How do magmas differentiate?

Igneous compositional diversity mostly reflects crustal depth magma differentiation. Clearly, magma evolution follows control of mineral-melt equilibrium as indicated by compositional trends from basalts through granites. Yet the paradigm that magmas evolve by fractional crystallization or partial melting (e.g. mechanical separation of melt from crystals) does not readily explain the most basic observation of silicic differentiates: these processes imply granites are minimum melts (on the NaAlSi3O8-SiO2-KAlSi3O8 ternary) extracted from a quartz bearing residue (Tuttle and Bowen, 1958).

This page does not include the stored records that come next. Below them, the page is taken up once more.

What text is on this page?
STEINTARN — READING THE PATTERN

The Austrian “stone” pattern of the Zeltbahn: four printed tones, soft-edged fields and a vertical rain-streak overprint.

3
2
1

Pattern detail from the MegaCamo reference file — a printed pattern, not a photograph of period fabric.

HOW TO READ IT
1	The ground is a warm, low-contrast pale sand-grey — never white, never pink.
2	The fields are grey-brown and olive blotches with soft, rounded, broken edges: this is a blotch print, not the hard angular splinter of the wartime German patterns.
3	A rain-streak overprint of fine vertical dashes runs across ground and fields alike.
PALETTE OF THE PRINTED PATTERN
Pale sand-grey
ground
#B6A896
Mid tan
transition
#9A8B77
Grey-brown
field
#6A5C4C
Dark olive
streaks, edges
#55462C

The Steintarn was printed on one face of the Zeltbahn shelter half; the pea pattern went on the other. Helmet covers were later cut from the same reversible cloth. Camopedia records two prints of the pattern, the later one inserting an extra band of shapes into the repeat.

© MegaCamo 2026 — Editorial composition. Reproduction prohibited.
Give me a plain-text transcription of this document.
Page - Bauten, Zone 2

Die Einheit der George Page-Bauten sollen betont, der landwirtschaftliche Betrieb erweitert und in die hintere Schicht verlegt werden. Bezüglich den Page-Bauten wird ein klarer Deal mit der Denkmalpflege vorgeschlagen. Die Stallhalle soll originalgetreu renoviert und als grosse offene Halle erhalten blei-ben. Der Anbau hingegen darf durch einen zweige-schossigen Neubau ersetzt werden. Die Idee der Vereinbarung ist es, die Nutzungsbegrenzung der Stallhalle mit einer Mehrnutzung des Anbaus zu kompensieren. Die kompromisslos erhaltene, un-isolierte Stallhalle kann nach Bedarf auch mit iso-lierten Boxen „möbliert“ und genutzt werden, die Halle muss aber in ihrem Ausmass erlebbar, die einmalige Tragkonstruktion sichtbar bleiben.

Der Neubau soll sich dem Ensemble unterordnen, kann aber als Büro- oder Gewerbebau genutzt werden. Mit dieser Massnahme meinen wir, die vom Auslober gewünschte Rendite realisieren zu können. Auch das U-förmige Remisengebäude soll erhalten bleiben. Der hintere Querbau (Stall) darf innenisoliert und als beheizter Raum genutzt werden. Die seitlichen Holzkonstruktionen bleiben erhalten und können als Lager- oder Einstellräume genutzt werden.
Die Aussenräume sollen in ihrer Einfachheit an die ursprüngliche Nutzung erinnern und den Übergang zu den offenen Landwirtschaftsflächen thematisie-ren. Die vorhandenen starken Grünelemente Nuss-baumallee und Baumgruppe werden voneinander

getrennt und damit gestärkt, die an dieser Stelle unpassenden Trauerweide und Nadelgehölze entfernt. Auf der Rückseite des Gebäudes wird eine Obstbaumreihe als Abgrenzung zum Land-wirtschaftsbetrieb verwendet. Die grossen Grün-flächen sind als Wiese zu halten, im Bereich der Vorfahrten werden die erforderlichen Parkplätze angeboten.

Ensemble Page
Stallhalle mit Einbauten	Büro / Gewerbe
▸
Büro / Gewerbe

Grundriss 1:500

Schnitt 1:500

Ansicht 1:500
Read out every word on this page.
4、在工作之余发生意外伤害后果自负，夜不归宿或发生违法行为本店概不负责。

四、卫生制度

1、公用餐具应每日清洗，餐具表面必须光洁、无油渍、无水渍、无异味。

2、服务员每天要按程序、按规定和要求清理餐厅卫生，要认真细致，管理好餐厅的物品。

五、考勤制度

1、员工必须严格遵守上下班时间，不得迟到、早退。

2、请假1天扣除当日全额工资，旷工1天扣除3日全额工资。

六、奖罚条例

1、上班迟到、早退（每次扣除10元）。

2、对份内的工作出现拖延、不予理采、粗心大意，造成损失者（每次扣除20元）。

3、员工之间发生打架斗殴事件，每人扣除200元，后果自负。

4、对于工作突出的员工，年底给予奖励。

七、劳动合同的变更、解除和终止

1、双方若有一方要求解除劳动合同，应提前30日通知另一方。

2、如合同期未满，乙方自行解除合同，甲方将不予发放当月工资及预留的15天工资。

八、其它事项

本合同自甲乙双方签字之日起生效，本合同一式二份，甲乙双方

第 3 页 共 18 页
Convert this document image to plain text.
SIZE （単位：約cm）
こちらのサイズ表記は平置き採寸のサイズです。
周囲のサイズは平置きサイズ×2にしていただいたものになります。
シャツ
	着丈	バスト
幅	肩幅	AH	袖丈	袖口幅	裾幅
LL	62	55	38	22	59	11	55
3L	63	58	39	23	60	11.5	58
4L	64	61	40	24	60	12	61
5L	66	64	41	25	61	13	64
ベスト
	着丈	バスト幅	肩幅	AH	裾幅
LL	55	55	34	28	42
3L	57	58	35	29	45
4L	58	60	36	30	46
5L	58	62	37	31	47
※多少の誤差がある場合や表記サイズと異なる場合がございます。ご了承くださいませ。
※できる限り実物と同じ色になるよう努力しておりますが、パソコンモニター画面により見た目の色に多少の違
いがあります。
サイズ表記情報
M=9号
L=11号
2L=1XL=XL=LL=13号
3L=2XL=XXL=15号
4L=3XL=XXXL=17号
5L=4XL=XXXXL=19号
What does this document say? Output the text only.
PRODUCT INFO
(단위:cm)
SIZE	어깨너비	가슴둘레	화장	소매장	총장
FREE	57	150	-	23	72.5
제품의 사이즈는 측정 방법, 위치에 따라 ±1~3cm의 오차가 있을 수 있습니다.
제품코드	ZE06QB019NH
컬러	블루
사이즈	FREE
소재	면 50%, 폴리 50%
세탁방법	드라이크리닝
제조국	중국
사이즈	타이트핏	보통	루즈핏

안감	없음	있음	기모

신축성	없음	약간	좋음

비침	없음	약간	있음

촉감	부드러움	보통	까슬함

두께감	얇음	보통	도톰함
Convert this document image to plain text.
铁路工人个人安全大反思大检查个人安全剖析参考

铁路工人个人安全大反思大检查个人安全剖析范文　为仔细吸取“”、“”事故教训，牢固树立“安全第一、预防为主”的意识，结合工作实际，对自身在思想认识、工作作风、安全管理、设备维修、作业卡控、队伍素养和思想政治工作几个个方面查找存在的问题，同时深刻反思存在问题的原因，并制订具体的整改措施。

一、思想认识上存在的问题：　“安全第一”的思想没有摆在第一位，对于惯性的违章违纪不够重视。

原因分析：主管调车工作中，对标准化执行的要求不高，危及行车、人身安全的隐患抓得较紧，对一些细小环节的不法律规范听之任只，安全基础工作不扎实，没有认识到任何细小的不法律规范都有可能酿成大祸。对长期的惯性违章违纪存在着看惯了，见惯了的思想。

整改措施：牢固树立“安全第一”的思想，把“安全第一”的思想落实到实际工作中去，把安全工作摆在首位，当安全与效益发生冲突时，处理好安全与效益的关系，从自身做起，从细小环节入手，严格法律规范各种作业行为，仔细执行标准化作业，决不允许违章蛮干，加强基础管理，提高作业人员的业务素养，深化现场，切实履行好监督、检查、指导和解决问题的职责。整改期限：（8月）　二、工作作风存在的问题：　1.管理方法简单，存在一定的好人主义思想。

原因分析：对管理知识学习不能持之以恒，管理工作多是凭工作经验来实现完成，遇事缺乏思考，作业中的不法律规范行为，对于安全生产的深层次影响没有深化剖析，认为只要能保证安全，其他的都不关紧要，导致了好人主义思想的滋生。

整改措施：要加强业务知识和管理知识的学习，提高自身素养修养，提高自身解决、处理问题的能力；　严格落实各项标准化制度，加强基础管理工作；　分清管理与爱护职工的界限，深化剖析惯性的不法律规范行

This explanation does not explain how the quartz residue originally formed and thus leaves open fundamental questions about how silicic continental crust came to be.

A non-mechanical process that can produce minimum melt-like bulk compositions is wet thermal migration (mineral-melt equilibrium driven diffusion in a temperature gradient). We have shown that andesite + 4wt% H2O in a 950-350°C temperature gradient evolves to a granite at the low temperature end (400°C) following a typical calc-alkaline differentiation trend. Indeed, compositional trends in this experiment closely follow those of the catastrophic eruption of Mt. Mazama. Why differentiation proceeds to <400°C is explained by phase equilibria in the system Na2O-K2O-Al2O3-SiO2-H2O. Experiments show that a Qtz-Albite-Orthoclase assemblage coexists with very hydrous (40wt% H2O) per alkaline melt at 330-400°C and 0.5-1 kbar. Significantly, differentiation within a thermal gradient produces an isotopic signature of Fe and Si which can be used to fingerprint the process. Results from a variety of experiments and natural observations will be presented to make the case that thermal migration coupled to incremental magma emplacement by adding sills top-down provides a consistent explanation for differentiation that gets beyond the problems posed by mechanical separation processes.